La fenêtre diplomatique s'est refermée avec une brutalité qui rappelle les derniers jours avant l'invasion de l'Irak. Comme en 2003, où les inspections de l'ONU furent jugées insuffisantes, les pourparlers de Genève de février 2026 ont été perçus à Washington comme un échec, scellant le sort du dialogue . La même dynamique de perception d'intransigeance, couplée aux pressions d'alliés régionaux, a servi de catalyseur, un schéma bien rodé depuis la guerre du Golfe.
L'opération « Fureur épique » n'est pas une frappe punitive, mais une tentative de décapitation du régime. L'ampleur est inédite, mais le principe d'une offensive aérienne massive pour forcer un changement politique n'est pas nouveau. On a déjà vu ce schéma en 1999 au Kosovo, où les frappes de l'OTAN ne devinrent décisives que lorsque la menace d'une invasion terrestre se précisa . Pourtant, l'administration Trump, séduite par la vieille théorie de Giulio Douhet, a choisi d'ignorer cette leçon, tout comme on avait ignoré les mises en garde avant la Libye de 2011.
Les réactions régionales confirment un autre précédent récent : l'inquiétude des alliés face aux conséquences imprévisibles. Comme lors de la montée en tension avec l'Iran en 2019-2020, les monarchies du Golfe, pourtant hostiles à Téhéran, redoutent aujourd'hui les représailles économiques et sécuritaires et souhaitent un arrêt rapide des hostilités . L'histoire récente montre que les conflits au Moyen-Orient ont une fâcheuse tendance à déborder, comme le montrent les frappes iraniennes sur plusieurs pays voisins, élargissant déjà le conflit .
Sur le plan intérieur israélien, Benyamin Netanyahou tire un bénéfice politique immédiat de cette crise, un scénario qui rappelle la consolidation du leadership de George W. Bush après le 11 septembre 2001. En s'alignant sur Trump, il obtient un feu vert pour une campagne longtemps désirée tout en laissant les projecteurs médiatiques se focaliser sur Washington . Le précédent de 2014 en Ukraine, où une crise extérieure a servi à ressouder l'unité nationale, se répète ici.
L'appel à la population iranienne pour qu'elle « prenne son destin en main » résonne dans un pays traumatisé. Le parallèle avec l'Irak post-2003 est frappant : un État affaibli, une succession incertaine, et le risque d'un chaos prolongé. Les leçons de l'Afghanistan et de la Libie, où l'absence de plan crédible pour le « jour d'après » a conduit à des décennies d'instabilité, semblent avoir été balayées. La crédibilité de la doctrine de la guerre par les airs est en jeu, tout comme elle le fut après l'échec de la promesse d'une victoire rapide et propre en Irak.
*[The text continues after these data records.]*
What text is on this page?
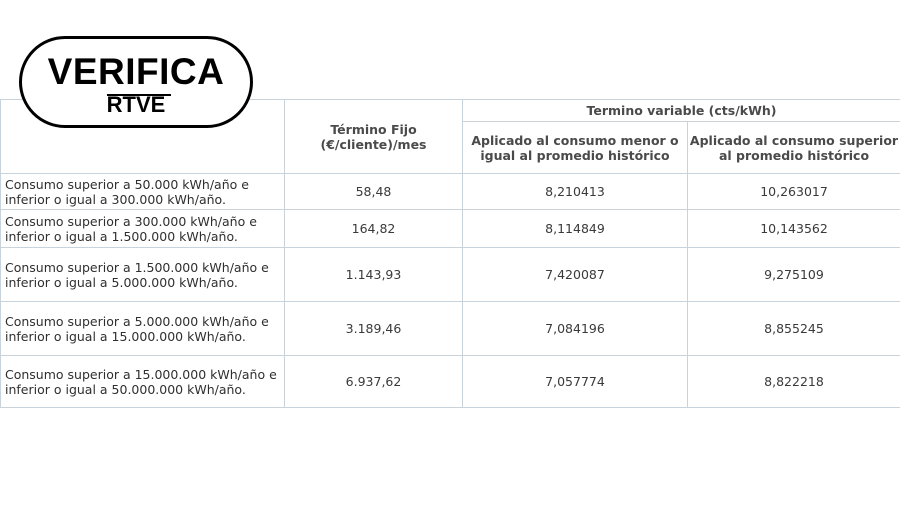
	Término Fijo (€/cliente)/mes	Termino variable (cts/kWh)	
		Aplicado al consumo menor o igual al promedio histórico	Aplicado al consumo superior al promedio histórico
Consumo superior a 50.000 kWh/año e inferior o igual a 300.000 kWh/año.	58,48	8,210413	10,263017
Consumo superior a 300.000 kWh/año e inferior o igual a 1.500.000 kWh/año.	164,82	8,114849	10,143562
Consumo superior a 1.500.000 kWh/año e inferior o igual a 5.000.000 kWh/año.	1.143,93	7,420087	9,275109
Consumo superior a 5.000.000 kWh/año e inferior o igual a 15.000.000 kWh/año.	3.189,46	7,084196	8,855245
Consumo superior a 15.000.000 kWh/año e inferior o igual a 50.000.000 kWh/año.	6.937,62	7,057774	8,822218
VERIFICA
RTVE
Nous assistons à la résurgence d'un scénario que l'on croyait relégué au passé post-2003. L'administration Trump, en alliance avec Israël, réactive le mythe dangereux d'un changement de régime rapide et peu coûteux par la seule puissance aérienne. Les leçons de l'histoire récente – l'Irak, la Libye, l'Afghanistan – qui démontrent l'extrême difficulté à forger un ordre politique stable après une intervention militaire, et l'importance cruciale d'un plan d'occupation et de reconstruction, sont ignorées. Comme en 2003, cette action unilatérale divise profondément l'Occident et ébranle l'ordre international. Compte tenu de l'absence de projet crédible pour l'après-conflit et de la détermination des structures restantes du régime iranien, la probabilité d'une prolongation du conflit sous forme de guerre asymétrique régionale, sur le modèle du chaos syrien ou yéménite, apparaît très élevée.